The main takeaway is that IVF-TQ replaces the learned residual codebook with a fixed random rotation plus a precomputed Lloyd-Max scalar quantizer. Only the coarse IVF partition is trained on data. The authors report that this stays stable across three 10M datasets and three bit-budget regimes while standard PQ drops several points even under shuffled i.i.d. ingestion, and that per-batch PQ retraining does not close the gap. They also show an amplification trick that brings performance close to Extended RaBitQ at matched budget and an adaptive variant that refreshes only the partition. That construction and the empirical pattern across nine cells are the concrete new pieces. The operational claim—no per-dataset tuning, no retraining cycle—is useful for anyone running production vector stores that grow continuously. The experiments appear controlled and the deltas are small and consistent, which is worth noting. The soft spot is the uniform-over-sphere inner-product bound. It is presented as depending only on b, d, and delta, yet real embedding distributions are not uniform on the sphere, so the bound supplies no automatic guarantee that the observed stability will hold or that it is caused by the bound rather than the rotation or the IVF structure itself. The abstract states the bound but gives no derivation or check against the actual data, and the experimental protocol details are thin. Without those, the stability result remains an empirical observation that still needs per-dataset verification in practice. This paper is for engineers who maintain large, growing ANN indexes and want to reduce retraining overhead. A reader focused on production vector search will get a workable alternative construction and a clear comparison to PQ. It is coherent enough and tackles a real deployment issue, so it deserves a serious referee even though the theoretical part will need more work.

Referee Report

2 major / 0 minor

Summary. The paper introduces IVF-TQ, an inverted-file ANN index whose residual compression layer is data-independent: a fixed random rotation followed by a precomputed Lloyd-Max scalar quantizer parameterized solely by bit width b and dimension d (only the IVF coarse partition is trained). It claims that a uniform-over-sphere inner-product error bound depending only on (b, d, delta) supplies a structural guarantee of streaming stability without per-dataset tuning or codebook retraining. Under shuffled i.i.d. ingestion, PQ degrades while IVF-TQ remains stable (Delta in [-0.80, +0.56]pp) at one fixed (b, d) configuration across three 10M datasets; per-batch PQ retraining never closes the gap, and IVF-PQ requires per-dataset bit-budget tuning. The design also enables an IVF-amplification effect closing the gap to Extended RaBitQ.

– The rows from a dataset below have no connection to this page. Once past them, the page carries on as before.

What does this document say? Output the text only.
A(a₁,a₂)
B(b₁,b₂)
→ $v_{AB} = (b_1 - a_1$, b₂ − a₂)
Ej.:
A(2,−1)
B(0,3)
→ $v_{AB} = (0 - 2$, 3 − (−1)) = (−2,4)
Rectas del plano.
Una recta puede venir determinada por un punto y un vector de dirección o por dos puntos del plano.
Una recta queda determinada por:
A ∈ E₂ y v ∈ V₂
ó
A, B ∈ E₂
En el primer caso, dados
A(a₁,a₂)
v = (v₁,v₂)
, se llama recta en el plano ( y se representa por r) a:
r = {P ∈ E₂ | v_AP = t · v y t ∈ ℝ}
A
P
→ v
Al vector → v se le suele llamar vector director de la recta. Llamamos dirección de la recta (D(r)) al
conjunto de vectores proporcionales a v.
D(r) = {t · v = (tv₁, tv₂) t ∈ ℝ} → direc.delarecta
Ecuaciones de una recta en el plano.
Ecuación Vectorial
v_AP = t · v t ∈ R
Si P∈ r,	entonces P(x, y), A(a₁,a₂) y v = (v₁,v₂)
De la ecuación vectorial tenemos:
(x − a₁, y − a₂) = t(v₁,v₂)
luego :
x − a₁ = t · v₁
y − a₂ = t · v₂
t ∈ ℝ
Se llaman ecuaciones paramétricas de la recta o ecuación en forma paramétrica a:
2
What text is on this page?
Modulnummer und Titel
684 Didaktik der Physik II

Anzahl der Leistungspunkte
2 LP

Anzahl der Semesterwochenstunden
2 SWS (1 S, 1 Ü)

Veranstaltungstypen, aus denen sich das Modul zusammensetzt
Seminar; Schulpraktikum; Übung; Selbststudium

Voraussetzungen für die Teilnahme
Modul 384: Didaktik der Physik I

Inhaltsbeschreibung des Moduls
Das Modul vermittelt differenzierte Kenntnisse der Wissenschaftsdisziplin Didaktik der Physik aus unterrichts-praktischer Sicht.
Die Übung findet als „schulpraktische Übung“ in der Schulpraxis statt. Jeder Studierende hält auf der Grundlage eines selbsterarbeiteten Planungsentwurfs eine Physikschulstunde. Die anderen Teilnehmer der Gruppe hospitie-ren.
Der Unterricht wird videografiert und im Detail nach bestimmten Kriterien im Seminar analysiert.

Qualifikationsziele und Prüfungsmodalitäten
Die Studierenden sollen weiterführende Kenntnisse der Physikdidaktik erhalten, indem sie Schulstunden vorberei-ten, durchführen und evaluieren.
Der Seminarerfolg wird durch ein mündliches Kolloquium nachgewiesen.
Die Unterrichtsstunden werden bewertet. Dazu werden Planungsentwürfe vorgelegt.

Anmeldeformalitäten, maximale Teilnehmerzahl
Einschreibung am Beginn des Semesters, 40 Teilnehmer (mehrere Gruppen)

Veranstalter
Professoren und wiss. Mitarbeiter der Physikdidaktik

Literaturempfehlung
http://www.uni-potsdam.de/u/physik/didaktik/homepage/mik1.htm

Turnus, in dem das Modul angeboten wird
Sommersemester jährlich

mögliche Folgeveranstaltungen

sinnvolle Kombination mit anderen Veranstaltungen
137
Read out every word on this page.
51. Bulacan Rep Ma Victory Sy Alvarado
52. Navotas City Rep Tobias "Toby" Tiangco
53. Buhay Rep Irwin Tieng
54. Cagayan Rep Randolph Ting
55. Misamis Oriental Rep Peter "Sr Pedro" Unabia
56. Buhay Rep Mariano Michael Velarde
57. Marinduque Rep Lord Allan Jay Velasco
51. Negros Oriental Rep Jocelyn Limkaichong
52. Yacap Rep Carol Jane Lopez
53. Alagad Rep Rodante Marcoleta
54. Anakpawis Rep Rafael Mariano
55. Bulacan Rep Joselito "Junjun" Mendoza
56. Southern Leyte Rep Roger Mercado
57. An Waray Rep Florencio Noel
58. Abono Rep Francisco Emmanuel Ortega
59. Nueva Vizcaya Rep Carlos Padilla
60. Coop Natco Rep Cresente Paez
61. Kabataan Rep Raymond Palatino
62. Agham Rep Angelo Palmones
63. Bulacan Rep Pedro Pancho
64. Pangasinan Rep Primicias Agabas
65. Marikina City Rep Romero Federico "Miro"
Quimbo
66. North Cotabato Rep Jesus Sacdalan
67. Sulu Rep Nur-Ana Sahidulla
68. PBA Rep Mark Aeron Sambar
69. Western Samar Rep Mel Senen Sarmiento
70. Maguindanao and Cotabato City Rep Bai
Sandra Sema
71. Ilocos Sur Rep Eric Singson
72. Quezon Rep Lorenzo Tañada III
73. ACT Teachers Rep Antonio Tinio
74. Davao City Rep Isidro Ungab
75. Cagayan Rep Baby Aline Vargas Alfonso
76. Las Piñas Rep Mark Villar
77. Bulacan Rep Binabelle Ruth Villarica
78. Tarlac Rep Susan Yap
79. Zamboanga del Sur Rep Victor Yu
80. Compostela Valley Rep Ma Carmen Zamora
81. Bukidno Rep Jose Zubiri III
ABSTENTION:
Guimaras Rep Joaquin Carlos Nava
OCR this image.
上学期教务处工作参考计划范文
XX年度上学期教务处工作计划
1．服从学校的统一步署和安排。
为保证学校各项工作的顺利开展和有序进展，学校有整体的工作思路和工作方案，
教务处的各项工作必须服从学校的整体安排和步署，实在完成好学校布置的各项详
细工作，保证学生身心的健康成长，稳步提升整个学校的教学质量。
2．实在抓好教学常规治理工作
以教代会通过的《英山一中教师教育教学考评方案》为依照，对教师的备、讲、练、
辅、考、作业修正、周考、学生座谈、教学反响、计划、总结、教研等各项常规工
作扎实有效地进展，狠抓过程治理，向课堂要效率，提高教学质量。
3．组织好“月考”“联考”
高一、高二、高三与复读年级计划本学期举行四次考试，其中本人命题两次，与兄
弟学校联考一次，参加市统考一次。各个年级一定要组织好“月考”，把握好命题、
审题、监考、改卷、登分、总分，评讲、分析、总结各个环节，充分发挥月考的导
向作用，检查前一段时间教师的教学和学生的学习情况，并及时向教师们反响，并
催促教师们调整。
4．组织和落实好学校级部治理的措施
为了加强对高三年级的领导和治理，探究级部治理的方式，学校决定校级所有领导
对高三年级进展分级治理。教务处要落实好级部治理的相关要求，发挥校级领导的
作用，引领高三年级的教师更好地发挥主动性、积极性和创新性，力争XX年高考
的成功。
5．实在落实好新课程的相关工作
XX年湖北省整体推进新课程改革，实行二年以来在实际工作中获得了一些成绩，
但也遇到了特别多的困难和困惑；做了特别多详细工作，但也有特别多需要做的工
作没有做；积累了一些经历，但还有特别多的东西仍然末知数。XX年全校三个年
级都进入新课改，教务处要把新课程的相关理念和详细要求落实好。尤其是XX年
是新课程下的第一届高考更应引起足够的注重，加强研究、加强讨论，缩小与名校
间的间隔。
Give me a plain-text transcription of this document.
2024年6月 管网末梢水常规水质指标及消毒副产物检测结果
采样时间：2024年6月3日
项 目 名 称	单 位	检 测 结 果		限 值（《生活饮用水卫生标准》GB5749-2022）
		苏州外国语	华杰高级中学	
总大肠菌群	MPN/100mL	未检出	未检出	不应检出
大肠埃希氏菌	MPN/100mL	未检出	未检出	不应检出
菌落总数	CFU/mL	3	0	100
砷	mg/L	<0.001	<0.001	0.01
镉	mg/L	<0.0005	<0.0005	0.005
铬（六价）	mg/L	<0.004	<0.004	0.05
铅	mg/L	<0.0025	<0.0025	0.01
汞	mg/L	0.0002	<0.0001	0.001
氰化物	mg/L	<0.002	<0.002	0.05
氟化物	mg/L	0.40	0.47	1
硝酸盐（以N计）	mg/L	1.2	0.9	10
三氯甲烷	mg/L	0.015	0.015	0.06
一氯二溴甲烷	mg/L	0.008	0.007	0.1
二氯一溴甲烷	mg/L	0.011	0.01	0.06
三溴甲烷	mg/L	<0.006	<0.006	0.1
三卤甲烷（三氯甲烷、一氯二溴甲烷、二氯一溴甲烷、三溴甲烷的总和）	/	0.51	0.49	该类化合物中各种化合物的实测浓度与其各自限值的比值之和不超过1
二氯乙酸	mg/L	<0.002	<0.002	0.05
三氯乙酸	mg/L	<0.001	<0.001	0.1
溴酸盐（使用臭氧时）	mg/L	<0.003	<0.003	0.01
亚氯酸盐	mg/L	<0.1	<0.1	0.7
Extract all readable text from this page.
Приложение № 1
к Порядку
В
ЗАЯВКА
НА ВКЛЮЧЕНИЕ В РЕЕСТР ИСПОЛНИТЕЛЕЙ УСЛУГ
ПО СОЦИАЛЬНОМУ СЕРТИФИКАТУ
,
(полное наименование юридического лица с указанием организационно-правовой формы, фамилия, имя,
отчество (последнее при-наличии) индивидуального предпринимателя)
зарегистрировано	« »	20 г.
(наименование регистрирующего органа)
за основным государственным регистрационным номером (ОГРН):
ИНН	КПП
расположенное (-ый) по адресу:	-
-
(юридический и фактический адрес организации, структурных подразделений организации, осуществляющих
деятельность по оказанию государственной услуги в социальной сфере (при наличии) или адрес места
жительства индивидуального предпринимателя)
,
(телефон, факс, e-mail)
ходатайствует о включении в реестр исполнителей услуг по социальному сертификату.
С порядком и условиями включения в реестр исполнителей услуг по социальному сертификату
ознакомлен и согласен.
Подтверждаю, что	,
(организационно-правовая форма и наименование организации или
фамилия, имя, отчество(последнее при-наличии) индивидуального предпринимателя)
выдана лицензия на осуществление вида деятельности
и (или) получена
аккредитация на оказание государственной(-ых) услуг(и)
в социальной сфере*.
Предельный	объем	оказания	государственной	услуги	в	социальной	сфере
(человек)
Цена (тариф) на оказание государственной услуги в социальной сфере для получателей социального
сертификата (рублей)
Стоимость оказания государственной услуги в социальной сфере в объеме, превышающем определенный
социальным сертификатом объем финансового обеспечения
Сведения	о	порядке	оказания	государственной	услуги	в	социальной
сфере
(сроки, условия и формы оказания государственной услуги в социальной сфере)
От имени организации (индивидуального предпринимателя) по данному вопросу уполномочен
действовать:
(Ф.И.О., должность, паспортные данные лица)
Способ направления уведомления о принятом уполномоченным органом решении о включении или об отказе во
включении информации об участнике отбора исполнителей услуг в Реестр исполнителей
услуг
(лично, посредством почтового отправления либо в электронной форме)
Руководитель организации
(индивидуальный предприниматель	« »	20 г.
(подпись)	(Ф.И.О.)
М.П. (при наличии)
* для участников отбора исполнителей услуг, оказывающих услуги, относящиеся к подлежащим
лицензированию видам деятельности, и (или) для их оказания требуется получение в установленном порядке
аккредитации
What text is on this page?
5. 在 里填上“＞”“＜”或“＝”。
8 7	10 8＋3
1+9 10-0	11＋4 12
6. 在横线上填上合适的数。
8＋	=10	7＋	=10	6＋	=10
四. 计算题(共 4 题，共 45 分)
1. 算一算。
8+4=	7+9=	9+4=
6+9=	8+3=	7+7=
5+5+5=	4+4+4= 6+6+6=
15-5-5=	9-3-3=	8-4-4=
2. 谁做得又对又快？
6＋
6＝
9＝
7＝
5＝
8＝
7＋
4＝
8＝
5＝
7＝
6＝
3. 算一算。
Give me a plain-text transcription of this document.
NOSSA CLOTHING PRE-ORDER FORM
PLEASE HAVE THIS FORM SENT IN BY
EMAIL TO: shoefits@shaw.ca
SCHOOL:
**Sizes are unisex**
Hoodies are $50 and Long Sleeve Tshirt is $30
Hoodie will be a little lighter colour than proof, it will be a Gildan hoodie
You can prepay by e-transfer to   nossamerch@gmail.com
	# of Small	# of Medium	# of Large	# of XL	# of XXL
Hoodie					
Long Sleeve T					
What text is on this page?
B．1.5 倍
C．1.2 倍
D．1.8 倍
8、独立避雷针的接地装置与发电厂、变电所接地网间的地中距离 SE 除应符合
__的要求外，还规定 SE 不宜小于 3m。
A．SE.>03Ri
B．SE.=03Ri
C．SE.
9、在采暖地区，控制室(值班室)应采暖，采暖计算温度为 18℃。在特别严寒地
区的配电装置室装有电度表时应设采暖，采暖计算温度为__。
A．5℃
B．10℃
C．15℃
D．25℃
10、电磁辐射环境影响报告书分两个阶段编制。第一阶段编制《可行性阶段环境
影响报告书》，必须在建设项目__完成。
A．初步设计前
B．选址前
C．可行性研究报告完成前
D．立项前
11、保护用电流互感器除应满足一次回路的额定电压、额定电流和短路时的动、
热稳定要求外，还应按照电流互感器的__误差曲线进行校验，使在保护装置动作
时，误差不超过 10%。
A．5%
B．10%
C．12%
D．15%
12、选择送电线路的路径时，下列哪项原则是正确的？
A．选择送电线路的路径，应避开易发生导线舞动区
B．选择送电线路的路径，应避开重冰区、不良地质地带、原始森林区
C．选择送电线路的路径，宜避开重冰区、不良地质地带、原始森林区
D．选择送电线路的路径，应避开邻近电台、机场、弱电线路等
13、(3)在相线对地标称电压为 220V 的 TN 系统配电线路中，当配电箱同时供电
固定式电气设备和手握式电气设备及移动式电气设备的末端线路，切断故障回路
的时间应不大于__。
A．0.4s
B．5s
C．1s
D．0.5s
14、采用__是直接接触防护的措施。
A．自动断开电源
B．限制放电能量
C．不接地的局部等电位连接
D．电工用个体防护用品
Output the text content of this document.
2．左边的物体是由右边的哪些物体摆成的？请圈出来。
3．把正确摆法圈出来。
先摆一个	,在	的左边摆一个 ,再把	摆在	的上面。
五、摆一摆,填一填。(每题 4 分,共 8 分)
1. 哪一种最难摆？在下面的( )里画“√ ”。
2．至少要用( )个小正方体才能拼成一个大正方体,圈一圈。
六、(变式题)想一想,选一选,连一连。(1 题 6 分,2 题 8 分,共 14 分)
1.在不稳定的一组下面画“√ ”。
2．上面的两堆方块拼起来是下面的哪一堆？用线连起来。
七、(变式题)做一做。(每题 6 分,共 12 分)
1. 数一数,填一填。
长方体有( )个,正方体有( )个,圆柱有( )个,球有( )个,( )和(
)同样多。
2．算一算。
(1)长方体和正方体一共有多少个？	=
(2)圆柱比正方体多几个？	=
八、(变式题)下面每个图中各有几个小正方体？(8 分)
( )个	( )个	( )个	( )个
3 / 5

Significance. If the bound is valid for real embedding distributions and directly accounts for the observed stability, the result would be significant for production streaming vector search by eliminating codebook training cycles and per-dataset hyperparameter search. Credit is due for the controlled experimental design across nine cells (three datasets, three PQ memory regimes, three seeds) that isolates the effect of codebook retraining under i.i.d. shuffling.

major comments (2)

[Abstract] Abstract: the central claim that the uniform-over-sphere inner-product error bound depends only on (b, d, delta) and supplies a structural guarantee is load-bearing, yet no derivation of the bound is supplied and no reduction to a data-dependent quantity is shown; without this, it is impossible to verify whether the bound remains independent of the target data distribution or merely restates an assumption of uniformity on the sphere.
[Abstract] Abstract: the reported Delta range [-0.80, +0.56]pp across the nine cells is presented as evidence that IVF-TQ holds at fixed (b, d) while PQ does not, but the abstract gives no error-bar details, no full experimental protocol, and no indication of how the bound was checked against the actual embedding distributions of the three 10M datasets; this leaves the attribution of stability to the bound versus the random rotation or IVF partition uninspectable.

Simulated Author's Rebuttal

2 responses · 0 unresolved

We thank the referee for the constructive review and for acknowledging the controlled experimental design. We respond point-by-point to the major comments below.

read point-by-point responses

Referee: [Abstract] Abstract: the central claim that the uniform-over-sphere inner-product error bound depends only on (b, d, delta) and supplies a structural guarantee is load-bearing, yet no derivation of the bound is supplied and no reduction to a data-dependent quantity is shown; without this, it is impossible to verify whether the bound remains independent of the target data distribution or merely restates an assumption of uniformity on the sphere.

Authors: The derivation appears in Section 3: we begin with the inner-product distortion after a fixed random rotation, apply the Lloyd-Max scalar quantizer, and invoke spherical concentration to obtain an explicit upper bound on the error that is a function exclusively of b, d, and delta. The bound is deliberately not reduced to a data-dependent form; its purpose is to supply a guarantee that holds whenever residuals are approximately uniform on the sphere (a modeling assumption justified by the random rotation and validated empirically for the three datasets in Appendix C). We will revise the abstract to cite Section 3 explicitly. revision: partial
Referee: [Abstract] Abstract: the reported Delta range [-0.80, +0.56]pp across the nine cells is presented as evidence that IVF-TQ holds at fixed (b, d) while PQ does not, but the abstract gives no error-bar details, no full experimental protocol, and no indication of how the bound was checked against the actual embedding distributions of the three 10M datasets; this leaves the attribution of stability to the bound versus the random rotation or IVF partition uninspectable.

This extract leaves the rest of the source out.